Distribution without representation? Beyond the rights of nature in the southern Ecuadorian highlands
  • 1 School of Social and Political Sciences, University of Melbourne

Despite the fact that Ecuador has arguably the most biocentric constitution in the world, deepening national investment in extractive development projects has left communities on the frontlines of these projects desperate for greater participation in decision-making processes currently monopolized by centralized ministries. The result has been a flourishing over the past two years of sub-national judicial and non-judicial challenges to strategic mining projects. Integral to these challenges is the constitutional language of rights for nature (Articles 71–4). Drawing on ethnographic research around the Río Blanco gold and silver mine in the southern highland province of Azuay, this article explores the diverse and surprising ways in which these environmental rights are being taken up as part of fundamental challenges to the decision-making monopolies of the Ministries of the Environment and of Mining.

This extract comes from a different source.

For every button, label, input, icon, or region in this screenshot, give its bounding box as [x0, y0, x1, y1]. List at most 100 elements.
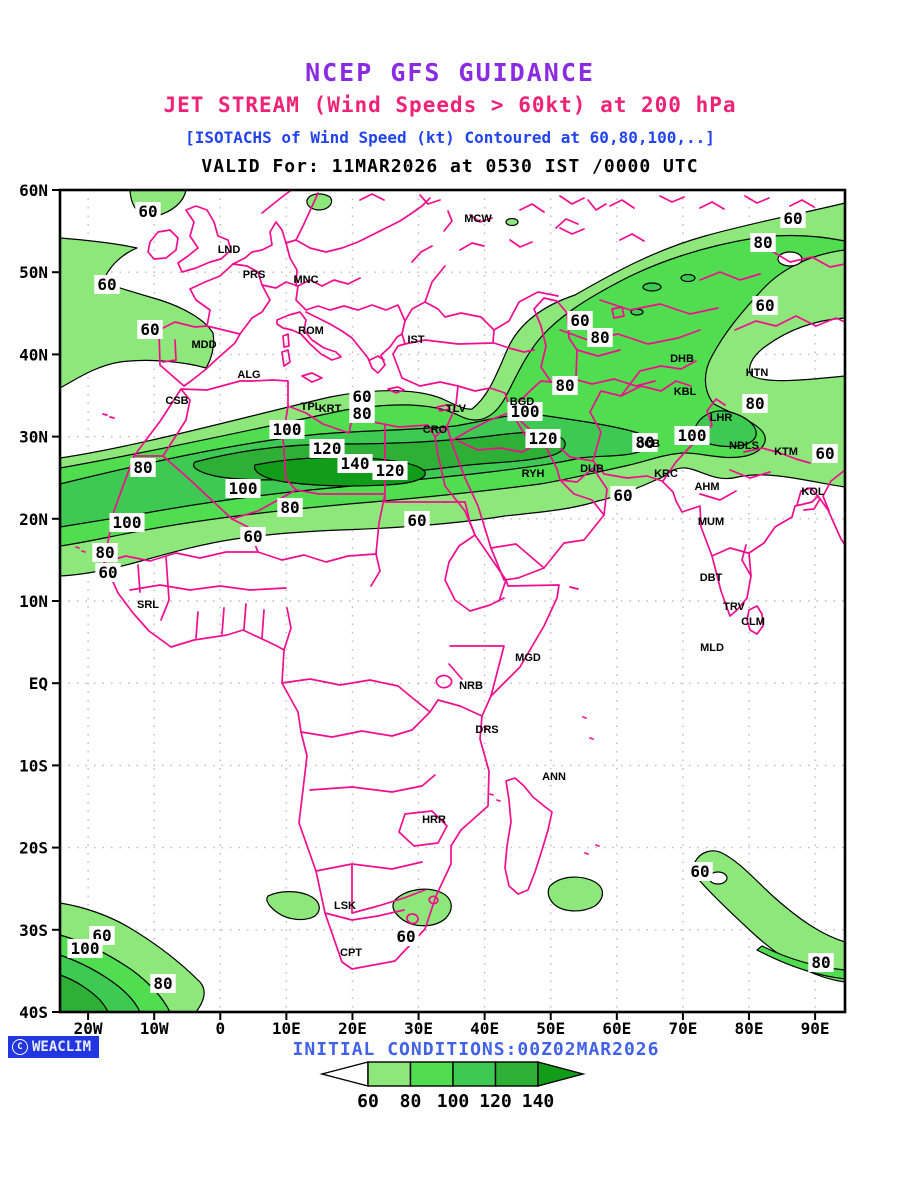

While numerous scholars of human and indigenous rights have recently lamented the fact that ‘rights-talk’ often appears unable to arrest or destabilize extractive imperatives, the case of Río Blanco suggests that, when embraced as part of wider social struggles for representation, rights-based approaches might be more potent than is currently being recognized. They may even encourage an important reorientation of some of the binaries that continue to preoccupy critical scholars of development.